Dit kan grote gevolgen hebben. Want het UWV meldt het aan pensioenfondsen en verzekeraars als er recht ontstaat op een arbeidsongeschiktheidsuitkering. Daarbij wordt nu geen onderscheid gemaakt tussen een voorlopige en een definitieve uitkering. Die fondsen en verzekeraars gebruiken de gegevens voor het toekennen van onder andere arbeidsongeschiktheidspensioen en voor aanvullingen op de WIA-uitkering, de zogenoemde WIA-excedentuitkeringen. ‘Ook kan het recht op premievrijstelling voor de pensioenopbouw worden vastgesteld. Voor al deze producten is het noodzakelijk te weten of er recht bestaat op een WIA-uitkering’, schrijft Van Gennip.

Terugvorderen of niet

Dat kan tot problemen leiden als de uitgevallen werknemer na de keuring uiteindelijk toch geen WIA-uitkering krijgt. Vaak blijkt er dan te veel geld te zijn uitgekeerd. ‘De pensioenuitvoerder’, schrijft Van Gennip, ‘staat dan voor de keuze om terug te vorderen of niet. Terugvorderen kan leiden tot schrijnende situaties. Daar staat tegenover dat bij niet terugvorderen de betreffende pensioenuitkeringen ten laste van het collectief komen.’
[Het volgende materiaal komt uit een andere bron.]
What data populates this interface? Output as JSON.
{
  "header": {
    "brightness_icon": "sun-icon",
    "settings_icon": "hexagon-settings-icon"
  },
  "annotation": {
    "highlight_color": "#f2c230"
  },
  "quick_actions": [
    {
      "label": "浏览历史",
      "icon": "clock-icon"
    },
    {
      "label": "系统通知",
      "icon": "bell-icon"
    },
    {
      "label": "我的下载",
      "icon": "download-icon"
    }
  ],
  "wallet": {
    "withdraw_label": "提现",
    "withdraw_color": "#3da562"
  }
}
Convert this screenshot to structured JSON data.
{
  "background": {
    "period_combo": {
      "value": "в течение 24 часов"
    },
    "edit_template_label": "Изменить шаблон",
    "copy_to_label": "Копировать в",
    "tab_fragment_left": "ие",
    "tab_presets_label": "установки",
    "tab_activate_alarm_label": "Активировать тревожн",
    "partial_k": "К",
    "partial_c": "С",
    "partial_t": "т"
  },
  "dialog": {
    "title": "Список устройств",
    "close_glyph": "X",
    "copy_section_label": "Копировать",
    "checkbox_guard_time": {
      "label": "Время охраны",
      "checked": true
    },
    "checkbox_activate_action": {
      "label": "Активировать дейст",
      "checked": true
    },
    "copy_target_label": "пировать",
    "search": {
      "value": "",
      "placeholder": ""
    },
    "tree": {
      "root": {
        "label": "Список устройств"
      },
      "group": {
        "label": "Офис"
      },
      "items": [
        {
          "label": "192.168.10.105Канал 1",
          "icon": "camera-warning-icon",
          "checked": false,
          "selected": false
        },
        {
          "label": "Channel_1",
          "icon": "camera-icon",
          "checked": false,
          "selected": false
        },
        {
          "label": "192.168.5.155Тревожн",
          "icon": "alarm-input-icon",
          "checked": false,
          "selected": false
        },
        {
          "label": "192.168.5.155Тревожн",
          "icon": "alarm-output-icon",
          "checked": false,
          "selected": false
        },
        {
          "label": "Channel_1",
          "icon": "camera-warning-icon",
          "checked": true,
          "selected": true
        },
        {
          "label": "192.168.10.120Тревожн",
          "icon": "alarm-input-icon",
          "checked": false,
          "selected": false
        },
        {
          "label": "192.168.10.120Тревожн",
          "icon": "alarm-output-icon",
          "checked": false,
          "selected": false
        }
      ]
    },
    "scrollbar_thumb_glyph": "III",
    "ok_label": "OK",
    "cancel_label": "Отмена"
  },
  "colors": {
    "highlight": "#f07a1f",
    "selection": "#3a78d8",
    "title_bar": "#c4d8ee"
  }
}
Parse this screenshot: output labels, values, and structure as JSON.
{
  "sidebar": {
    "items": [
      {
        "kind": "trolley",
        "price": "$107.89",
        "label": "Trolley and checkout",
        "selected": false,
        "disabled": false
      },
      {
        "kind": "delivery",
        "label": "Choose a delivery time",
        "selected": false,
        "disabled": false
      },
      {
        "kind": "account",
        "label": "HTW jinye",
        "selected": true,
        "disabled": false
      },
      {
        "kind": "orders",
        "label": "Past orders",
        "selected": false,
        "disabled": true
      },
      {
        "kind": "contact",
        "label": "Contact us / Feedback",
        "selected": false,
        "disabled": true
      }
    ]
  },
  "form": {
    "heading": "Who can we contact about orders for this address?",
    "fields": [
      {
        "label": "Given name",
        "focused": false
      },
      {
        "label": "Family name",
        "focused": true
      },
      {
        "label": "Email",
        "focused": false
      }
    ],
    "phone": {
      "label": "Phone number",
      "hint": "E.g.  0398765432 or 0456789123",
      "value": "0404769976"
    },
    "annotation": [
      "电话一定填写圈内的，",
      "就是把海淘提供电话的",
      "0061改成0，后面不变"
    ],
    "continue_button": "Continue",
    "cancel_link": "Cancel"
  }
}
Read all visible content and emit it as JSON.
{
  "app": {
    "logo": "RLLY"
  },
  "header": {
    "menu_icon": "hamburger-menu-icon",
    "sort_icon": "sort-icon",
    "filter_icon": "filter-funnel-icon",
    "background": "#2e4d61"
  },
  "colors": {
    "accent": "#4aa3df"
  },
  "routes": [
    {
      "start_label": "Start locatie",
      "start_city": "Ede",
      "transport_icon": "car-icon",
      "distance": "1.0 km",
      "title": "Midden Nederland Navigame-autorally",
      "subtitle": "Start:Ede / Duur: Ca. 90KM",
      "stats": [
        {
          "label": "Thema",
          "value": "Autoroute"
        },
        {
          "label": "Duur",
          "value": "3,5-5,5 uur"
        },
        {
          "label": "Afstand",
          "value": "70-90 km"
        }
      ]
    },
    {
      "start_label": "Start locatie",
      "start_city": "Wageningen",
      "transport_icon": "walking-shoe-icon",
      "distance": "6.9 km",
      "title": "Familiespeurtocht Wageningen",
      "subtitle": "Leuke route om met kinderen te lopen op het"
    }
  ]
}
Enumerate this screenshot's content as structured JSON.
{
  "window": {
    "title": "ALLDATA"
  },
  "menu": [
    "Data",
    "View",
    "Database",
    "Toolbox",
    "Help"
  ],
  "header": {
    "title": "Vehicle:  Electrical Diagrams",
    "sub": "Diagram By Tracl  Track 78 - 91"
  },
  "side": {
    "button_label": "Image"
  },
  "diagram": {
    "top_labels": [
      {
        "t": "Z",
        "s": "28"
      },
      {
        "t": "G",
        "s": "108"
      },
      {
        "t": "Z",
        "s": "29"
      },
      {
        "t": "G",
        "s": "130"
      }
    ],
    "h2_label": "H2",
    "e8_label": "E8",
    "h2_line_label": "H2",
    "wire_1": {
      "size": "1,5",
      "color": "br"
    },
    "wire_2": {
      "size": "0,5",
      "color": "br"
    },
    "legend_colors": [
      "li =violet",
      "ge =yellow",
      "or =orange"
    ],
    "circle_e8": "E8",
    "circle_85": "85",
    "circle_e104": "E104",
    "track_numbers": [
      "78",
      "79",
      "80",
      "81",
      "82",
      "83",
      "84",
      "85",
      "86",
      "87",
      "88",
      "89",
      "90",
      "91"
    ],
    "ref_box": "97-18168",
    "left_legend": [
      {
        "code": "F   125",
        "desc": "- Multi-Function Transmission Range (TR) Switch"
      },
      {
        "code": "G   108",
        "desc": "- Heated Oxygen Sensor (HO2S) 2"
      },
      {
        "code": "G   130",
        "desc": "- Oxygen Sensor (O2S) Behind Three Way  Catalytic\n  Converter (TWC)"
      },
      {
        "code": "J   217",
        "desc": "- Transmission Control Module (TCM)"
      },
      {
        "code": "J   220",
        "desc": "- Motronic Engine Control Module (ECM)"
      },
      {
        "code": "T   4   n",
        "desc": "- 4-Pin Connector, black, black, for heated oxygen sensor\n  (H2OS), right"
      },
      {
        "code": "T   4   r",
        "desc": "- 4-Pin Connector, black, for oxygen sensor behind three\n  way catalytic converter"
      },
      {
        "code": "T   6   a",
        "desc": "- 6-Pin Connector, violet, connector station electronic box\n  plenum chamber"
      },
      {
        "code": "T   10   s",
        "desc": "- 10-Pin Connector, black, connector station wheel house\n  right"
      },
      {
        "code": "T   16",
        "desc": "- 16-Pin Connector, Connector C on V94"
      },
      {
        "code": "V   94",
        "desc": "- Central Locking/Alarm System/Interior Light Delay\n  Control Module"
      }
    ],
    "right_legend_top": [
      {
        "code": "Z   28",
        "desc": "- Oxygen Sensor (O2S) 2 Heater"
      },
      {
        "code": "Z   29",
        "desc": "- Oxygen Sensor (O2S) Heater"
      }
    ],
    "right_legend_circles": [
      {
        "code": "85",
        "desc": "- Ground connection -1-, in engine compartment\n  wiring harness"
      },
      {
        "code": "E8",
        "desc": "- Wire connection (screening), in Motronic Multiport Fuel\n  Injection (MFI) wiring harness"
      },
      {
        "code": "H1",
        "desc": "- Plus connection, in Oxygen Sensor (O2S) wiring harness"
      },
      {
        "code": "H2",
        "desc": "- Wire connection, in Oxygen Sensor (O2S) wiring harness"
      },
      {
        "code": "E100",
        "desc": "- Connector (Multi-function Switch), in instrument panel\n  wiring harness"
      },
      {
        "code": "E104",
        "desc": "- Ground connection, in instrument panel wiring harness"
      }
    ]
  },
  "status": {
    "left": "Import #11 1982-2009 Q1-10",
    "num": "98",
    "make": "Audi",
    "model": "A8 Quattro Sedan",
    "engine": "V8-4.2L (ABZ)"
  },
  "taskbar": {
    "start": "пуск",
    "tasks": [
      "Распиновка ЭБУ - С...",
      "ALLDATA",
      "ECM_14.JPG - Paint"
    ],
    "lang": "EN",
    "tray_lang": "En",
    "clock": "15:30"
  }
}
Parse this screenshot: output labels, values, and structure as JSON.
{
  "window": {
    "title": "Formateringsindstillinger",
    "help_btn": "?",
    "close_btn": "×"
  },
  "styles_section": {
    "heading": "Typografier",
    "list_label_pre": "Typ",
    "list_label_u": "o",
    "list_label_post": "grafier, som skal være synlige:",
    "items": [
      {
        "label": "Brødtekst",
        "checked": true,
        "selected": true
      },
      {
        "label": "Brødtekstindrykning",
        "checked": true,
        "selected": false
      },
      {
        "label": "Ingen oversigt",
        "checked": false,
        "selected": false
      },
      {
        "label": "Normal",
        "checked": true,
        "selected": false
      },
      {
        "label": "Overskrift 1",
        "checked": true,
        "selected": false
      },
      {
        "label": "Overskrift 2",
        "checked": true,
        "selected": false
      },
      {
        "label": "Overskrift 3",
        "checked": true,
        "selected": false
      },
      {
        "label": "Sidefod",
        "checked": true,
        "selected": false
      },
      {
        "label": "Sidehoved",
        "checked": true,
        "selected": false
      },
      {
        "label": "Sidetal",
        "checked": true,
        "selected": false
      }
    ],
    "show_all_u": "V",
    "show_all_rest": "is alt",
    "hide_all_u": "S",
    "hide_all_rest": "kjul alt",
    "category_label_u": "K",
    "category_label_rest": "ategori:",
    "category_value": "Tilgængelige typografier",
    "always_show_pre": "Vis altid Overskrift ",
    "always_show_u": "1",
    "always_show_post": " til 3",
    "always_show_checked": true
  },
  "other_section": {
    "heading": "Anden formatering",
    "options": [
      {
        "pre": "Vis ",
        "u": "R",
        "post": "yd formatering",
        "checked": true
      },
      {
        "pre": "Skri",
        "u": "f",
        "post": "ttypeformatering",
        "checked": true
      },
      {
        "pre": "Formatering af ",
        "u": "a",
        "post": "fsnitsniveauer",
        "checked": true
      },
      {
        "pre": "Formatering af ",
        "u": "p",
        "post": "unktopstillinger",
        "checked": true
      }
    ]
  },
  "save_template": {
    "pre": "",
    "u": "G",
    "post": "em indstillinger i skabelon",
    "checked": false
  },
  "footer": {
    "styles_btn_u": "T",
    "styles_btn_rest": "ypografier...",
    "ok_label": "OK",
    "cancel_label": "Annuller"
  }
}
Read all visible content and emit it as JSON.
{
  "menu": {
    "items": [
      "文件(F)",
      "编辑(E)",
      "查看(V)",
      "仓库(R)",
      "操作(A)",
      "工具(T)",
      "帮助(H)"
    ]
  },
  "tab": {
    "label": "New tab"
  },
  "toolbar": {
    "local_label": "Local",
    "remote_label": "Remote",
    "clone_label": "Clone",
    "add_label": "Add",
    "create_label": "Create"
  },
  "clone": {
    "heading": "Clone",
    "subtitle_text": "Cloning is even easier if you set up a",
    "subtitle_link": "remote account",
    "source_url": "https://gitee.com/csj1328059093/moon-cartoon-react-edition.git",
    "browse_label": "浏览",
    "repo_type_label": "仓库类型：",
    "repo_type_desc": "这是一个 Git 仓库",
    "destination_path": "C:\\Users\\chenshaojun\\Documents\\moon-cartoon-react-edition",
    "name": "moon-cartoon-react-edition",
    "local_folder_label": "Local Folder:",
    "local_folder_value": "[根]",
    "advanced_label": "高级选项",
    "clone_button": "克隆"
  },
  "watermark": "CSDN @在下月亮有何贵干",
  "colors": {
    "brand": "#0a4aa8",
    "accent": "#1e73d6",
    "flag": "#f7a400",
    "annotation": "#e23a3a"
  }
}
Om die schrijnende situaties bij terugvordering te voorkomen stelt zij nu voor om een splitsing te maken in de melding die het UWV aan pensioenuitvoerders doet: of het gaat om een voorlopige WIA-uitkering in afwachting van de keuring of een definitieve WIA-uitkering. ‘Daardoor kunnen aanbieders zelf de overweging maken of zij het arbeidsongeschiktheidspensioen of de aanvulling op de WIA tot uitkering laten komen en of daar (extra) voorwaarden aan worden verbonden.’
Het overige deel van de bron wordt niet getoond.